Chaussure à son pied

C’est ce que chacun chercherait, parait-il. La chaussure est aussi un des plus sûrs moyens pour estimer le degré d’aisance de son propriétaire, car les tarifs pratiqués dans cette activité économique en font un signe extérieur de richesse aussi sûrement que la possession d’un yacht ou d’une écurie de course. Alors quand les photos du couple présidentiel français en déplacement en Égypte chez notre sympathique ami dictateur et néanmoins client de gros contrats d’armement, le Maréchal Sissi, ont circulé sur les réseaux sociaux, les spécialistes ont vite identifié la marque et le modèle des chaussures de Brigitte Macron.

Bien que je ne leur trouve personnellement aucune classe, ces « baskets » kaki sont bel et bien estampillées Louis Vuitton, ce qui leur confère immédiatement la valeur de 750 euros à laquelle elles sont vendues. De quoi relancer la polémique sur les dépenses engagées par l’épouse du président pour elle-même, ou pour le train de vie de l’Élysée. Les services présidentiels ont cru trouver la parade absolue en indiquant que ces chaussures, comme les robes de Mme Macron, étaient prêtées et ne coûtaient rien au contribuable. C’est gravement méconnaitre le bon sens des Français, qui savent que personne ne leur prêtera jamais un tel symbole. Certains se souviennent encore des bottines de Roland Dumas, offertes par sa maitresse Christine Deviers-Joncour à l’aide de l’argent du groupe Elf. À l’époque, il s’agissait de chaussures Berluti, une paire à 11 000 francs, l’autre à 13 000 francs, ce qui faisait dire que Roland Dumas se promenait avec un SMIC annuel à chaque pied. Curieusement, l’opinion publique lui gardera davantage grief de ses goûts de luxe indécents que des dizaines de millions détournés en pots-de-vin et commissions qu’il a couverts à l’époque.

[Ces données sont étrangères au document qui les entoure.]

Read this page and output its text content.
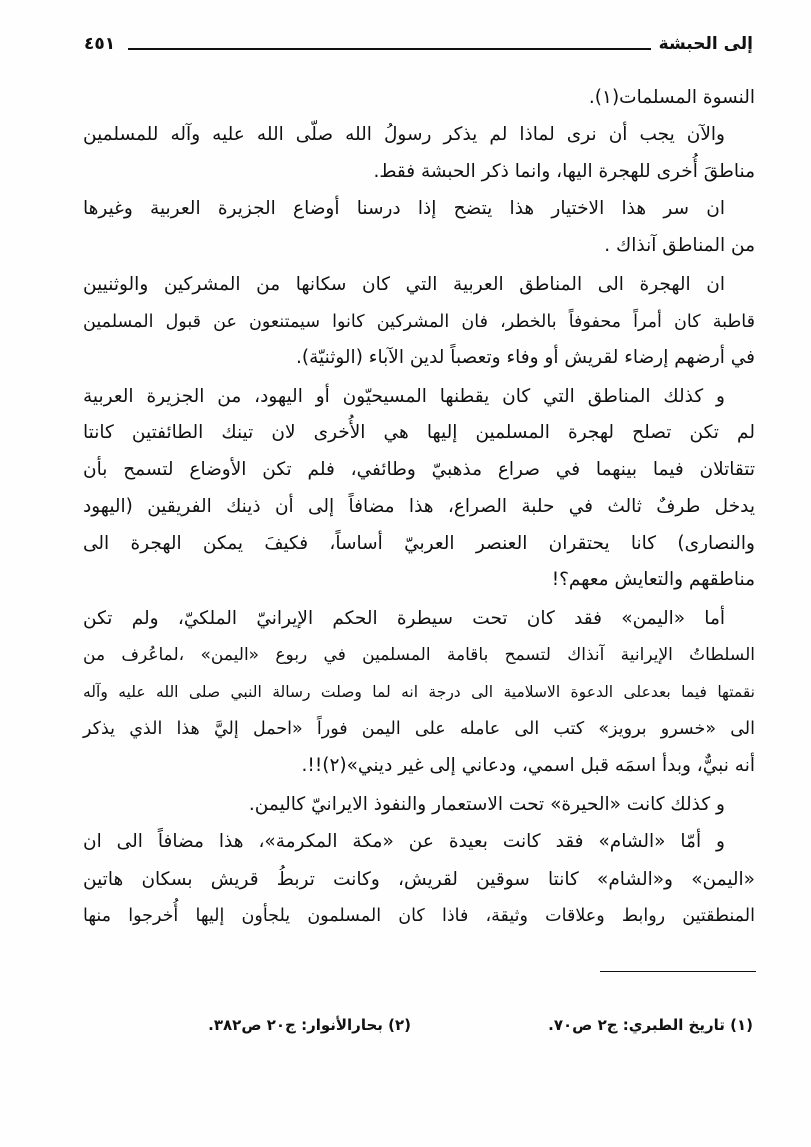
إلى الحبشة
٤٥١
النسوة المسلمات(١).
والآن يجب أن نرى لماذا لم يذكر رسولُ الله صلّى الله عليه وآله للمسلمين
مناطقَ أُخرى للهجرة اليها، وانما ذكر الحبشة فقط.
ان سر هذا الاختيار هذا يتضح إذا درسنا أوضاع الجزيرة العربية وغيرها
من المناطق آنذاك .
ان الهجرة الى المناطق العربية التي كان سكانها من المشركين والوثنيين
قاطبة كان أمراً محفوفاً بالخطر، فان المشركين كانوا سيمتنعون عن قبول المسلمين
في أرضهم إرضاء لقريش أو وفاء وتعصباً لدين الآباء (الوثنيّة).
و كذلك المناطق التي كان يقطنها المسيحيّون أو اليهود، من الجزيرة العربية
لم تكن تصلح لهجرة المسلمين إليها هي الأُخرى لان تينك الطائفتين كانتا
تتقاتلان فيما بينهما في صراع مذهبيّ وطائفي، فلم تكن الأوضاع لتسمح بأن
يدخل طرفٌ ثالث في حلبة الصراع، هذا مضافاً إلى أن ذينك الفريقين (اليهود
والنصارى) كانا يحتقران العنصر العربيّ أساساً، فكيفَ يمكن الهجرة الى
مناطقهم والتعايش معهم؟!
أما «اليمن» فقد كان تحت سيطرة الحكم الإيرانيّ الملكيّ، ولم تكن
السلطاتُ الإيرانية آنذاك لتسمح باقامة المسلمين في ربوع «اليمن» ،لماعُرف من
نقمتها فيما بعدعلى الدعوة الاسلامية الى درجة انه لما وصلت رسالة النبي صلى الله عليه وآله
الى «خسرو برويز» كتب الى عامله على اليمن فوراً «احمل إليَّ هذا الذي يذكر
أنه نبيٌّ، وبدأ اسمَه قبل اسمي، ودعاني إلى غير ديني»(٢)!!.
و كذلك كانت «الحيرة» تحت الاستعمار والنفوذ الايرانيّ كاليمن.
و أمّا «الشام» فقد كانت بعيدة عن «مكة المكرمة»، هذا مضافاً الى ان
«اليمن» و«الشام» كانتا سوقين لقريش، وكانت تربطُ قريش بسكان هاتين
المنطقتين روابط وعلاقات وثيقة، فاذا كان المسلمون يلجأون إليها أُخرجوا منها
(١) تاريخ الطبري: ج٢ ص٧٠.
(٢) بحارالأنوار: ج٢٠ ص٣٨٢.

Il faut donc se garder de sous-estimer l’impact du symbole des chaussures de luxe comme révélateur des inégalités sociales. Sous le quinquennat Hollande, un de ses proches conseillers, Aquilino Morelle, avait déjà scandalisé en employant un cireur de chaussures pour entretenir sa trentaine de paires de souliers de luxe, dans les locaux de l’Élysée. La leçon a-t-elle été retenue ? Ni Brigitte ni Emmanuel Macron n’ont besoin d’embaucher de cireurs de pompes professionnels. Il ne manque en effet pas de bénévoles ou d’amateurs prêts à exécuter quotidiennement cette tâche, au point que les chaussures présidentielles n’ont pas le temps de se souiller en aucune façon qu’elles sont déjà soigneusement léchées et prêtes à resservir comme si elles étaient neuves. Je me suis même laissé dire que c’était un souci du couple, que d’avoir été élevé plus ou moins hors-sol, et d’avoir découvert récemment que leur attitude naïvement aristocratique pouvait déchaîner un torrent de haine pure, à laquelle ils ne comprennent rien.